しかし、X線を高精度に照射できるようになったことにより、患者のポジショニング制御がさらに重要になってきました。このため、直線加速器とCT装置を組み合わせたハイブリッドシステムの開発が進められました。2002年に登場した「PRIMATOM」は、初めてのハイブリッドシステムとして話題になり、画像誘導放射線治療(IGRT)が新しい標準となることを予見させました。一方、放射線治療中に腫瘍とその周辺組織が変化することを考え、治療中のリアルタイムのモニタリングと、必要に応じて線量調整ができるシステムが必要とされていきました。その実現を目的とし、2006年(日本国内では2009年)に「ARTISTE」が開発されました。
予防とリスク
これら技術的な進歩も重要ですが、何よりも大切なのはがんを早期に発見し、早く治療をすることです。
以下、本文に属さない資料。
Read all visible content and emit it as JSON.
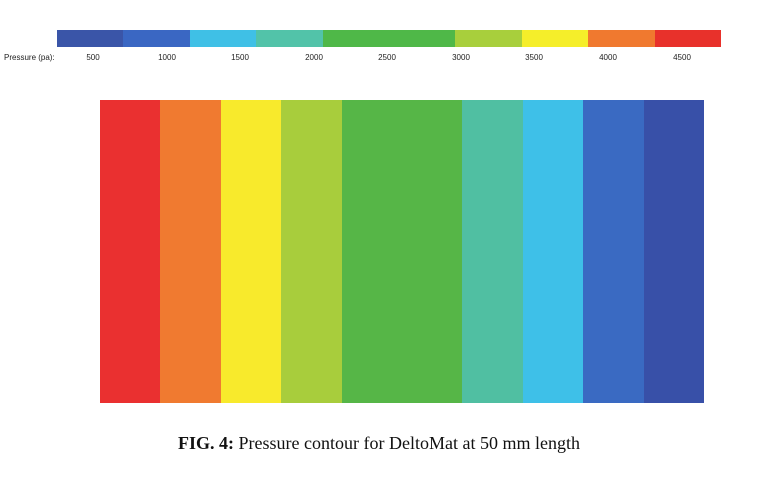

したがって、予防のための検査とスクリーニングは重要な役割を果たします。一般に知られているものとしては、女性向けのマンモグラフィ検査があります。私たちSiemens Healthineersは1972年以来、MAMMOMARTシリーズを世に送り続け、乳がん検診のニーズに応えてきました。部位別のがんでよくみられる肺がんについては、高リスク患者に対して低線量CTを用いたスクリーニングプログラムが検討されている国もあります。SOMATOM goシリーズは、スキャン速度を調整することで肺がんのスクリーニングを可能にします。一方、血液や組織サンプルの検査は、特定の種類のがんの発症リスクが高い、またはある薬剤が特定の患者に有効である可能性が高い、など特定するためにより一層活用されていくでしょう。将来的には、臨床検査データと画像データを組み合わせることにより、臨床医は個々の患者に合った治療をより正確にカスタマイズできるようになり、つねに治療の成果を観察することができるようになるでしょう。